Comme vous le savez peut-être, le concept d’un réseau de téléphonie cellulaire implique nécessairement que votre appareil se connecte à des tours de transmission, au fil de vos déplacements. À chaque fois, le système enregistre l’identité de l’abonné (par son appareil) et où il se trouve. Ainsi, bien que plusieurs l’ignorent, au besoin, les fournisseurs (qui contrôlent ces tours) peuvent interroger leur système, afin de connaître l’historique de connexion de tel ou tel appareil. On peut ainsi en principe obtenir une carte des déplacements de l’appareil d’un abonné dans le temps.
Cet état de fait se retrouve récemment dans les médias, suite à une affaire actuellement devant les tribunaux, d’où ce billet. Les médias rapportent que la Cour suprême américaine étudie en effet présentement la question du droit de l’état d’utiliser (en preuve) les données de localisation des appareils cellulaires issues des tours, même sans mandat.
Le cas d’un accusé nommé Timothy Carpenter soulève ainsi la question de savoir si les forces de l’ordre peuvent utiliser l’information colligée par les tours de télécommunication (quant à la localisation des téléphones cellulaires qui se branchent au réseau), et ce, SANS mandat de perquisition. En l’occurrence, devrait-on permettre aux policiers et à la poursuite d’utiliser une telle preuve, par exemple afin de prouver, en cour, l’endroit où se trouvait le téléphone d’un individu donné, à tel moment?

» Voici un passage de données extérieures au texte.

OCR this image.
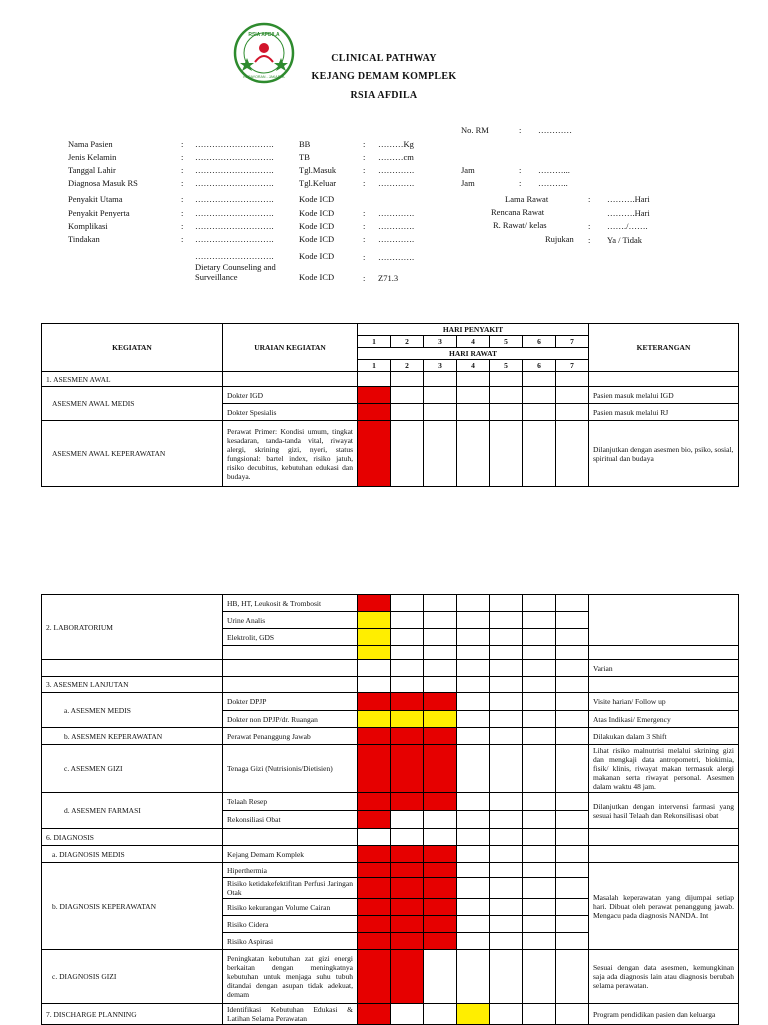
RSIA AFDILA
KEBAYORAN - JAKARTA
CLINICAL PATHWAY
KEJANG DEMAM KOMPLEK
RSIA AFDILA
No. RM	: …………
Nama Pasien	: ……………………….	BB	: ………Kg
Jenis Kelamin	: ……………………….	TB	: ………cm
Tanggal Lahir	: ……………………….	Tgl.Masuk	: ………….	Jam	: ………...
Diagnosa Masuk RS	: ……………………….	Tgl.Keluar	: ………….	Jam	: ………..
Penyakit Utama	: ……………………….	Kode ICD	Lama Rawat	: ……….Hari
Penyakit Penyerta	: ……………………….	Kode ICD	: ………….	Rencana Rawat	……….Hari
Komplikasi	: ……………………….	Kode ICD	: ………….	R. Rawat/ kelas	: ……./…….
Tindakan	: ……………………….	Kode ICD	: ………….	Rujukan : Ya / Tidak
……………………….	Kode ICD	: ………….
Dietary Counseling and
Surveillance	Kode ICD	: Z71.3
KEGIATAN	URAIAN KEGIATAN	HARI PENYAKIT							KETERANGAN
		1	2	3	4	5	6	7	
		HARI RAWAT							
		1	2	3	4	5	6	7	
1. ASESMEN AWAL									
ASESMEN AWAL MEDIS	Dokter IGD								Pasien masuk melalui IGD
	Dokter Spesialis								Pasien masuk melalui RJ
ASESMEN AWAL KEPERAWATAN	Perawat Primer: Kondisi umum, tingkat kesadaran, tanda-tanda vital, riwayat alergi, skrining gizi, nyeri, status fungsional: bartel index, risiko jatuh, risiko decubitus, kebutuhan edukasi dan budaya.								Dilanjutkan dengan asesmen bio, psiko, sosial, spiritual dan budaya
2. LABORATORIUM	HB, HT, Leukosit & Trombosit								
	Urine Analis								
	Elektrolit, GDS								

									Varian
3. ASESMEN LANJUTAN									
a. ASESMEN MEDIS	Dokter DPJP								Visite harian/ Follow up
	Dokter non DPJP/dr. Ruangan								Atas Indikasi/ Emergency
b. ASESMEN KEPERAWATAN	Perawat Penanggung Jawab								Dilakukan dalam 3 Shift
c. ASESMEN GIZI	Tenaga Gizi (Nutrisionis/Dietisien)								Lihat risiko malnutrisi melalui skrining gizi dan mengkaji data antropometri, biokimia, fisik/ klinis, riwayat makan termasuk alergi makanan serta riwayat personal. Asesmen dalam waktu 48 jam.
d. ASESMEN FARMASI	Telaah Resep								Dilanjutkan dengan intervensi farmasi yang sesuai hasil Telaah dan Rekonsilisasi obat
	Rekonsiliasi Obat								
6. DIAGNOSIS									
a. DIAGNOSIS MEDIS	Kejang Demam Komplek								
b. DIAGNOSIS KEPERAWATAN	Hiperthermia								Masalah keperawatan yang dijumpai setiap hari. Dibuat oleh perawat penanggung jawab. Mengacu pada diagnosis NANDA. Int
	Risiko ketidakefektifitan Perfusi Jaringan Otak								
	Risiko kekurangan Volume Cairan								
	Risiko Cidera								
	Risiko Aspirasi								
c. DIAGNOSIS GIZI	Peningkatan kebutuhan zat gizi energi berkaitan dengan meningkatnya kebutuhan untuk menjaga suhu tubuh ditandai dengan asupan tidak adekuat, demam								Sesuai dengan data asesmen, kemungkinan saja ada diagnosis lain atau diagnosis berubah selama perawatan.
7. DISCHARGE PLANNING	Identifikasi Kebutuhan Edukasi & Latihan Selama Perawatan								Program pendidikan pasien dan keluarga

On le comprend, cette question implique un type de données à la frontière de ce qu’on peut considérer soit comme des données personnelles ou, alternativement, comme de simples données d’utilisation de l’infrastructure de télécommunication. Ces données sont-elles de nature privée ou non? La question de pose… surtout que ce moyen de preuve ne dépend pas de l’activation de la balise GPS d’un appareil. En effet, dès qu’un téléphone cellulaire est connecté, cela laisse une trace dans le système; cette trace devrait-elle être susceptible d’utilisation par les policiers sans qu’un juge doive l’autoriser?
Compte tenu de la proportion importante de Canadiens désormais munis d’un appareil de téléphone cellulaire (qui les accompagne généralement partout), la question s’avère d’intérêt même chez nous. Nos tribunaux devront assurément se prononcer éventuellement sur une question similaire; à ma connaissance, la question ne s’est pas encore posée ici.
En attendant, l’affaire Carpenter a tout de même de quoi en faire réfléchir plus d’un sur les répercussions que peut avoir le fait de trimbaler (volontairement) l’équivalent d’une balise électronique sur soi, en quasi-permanence.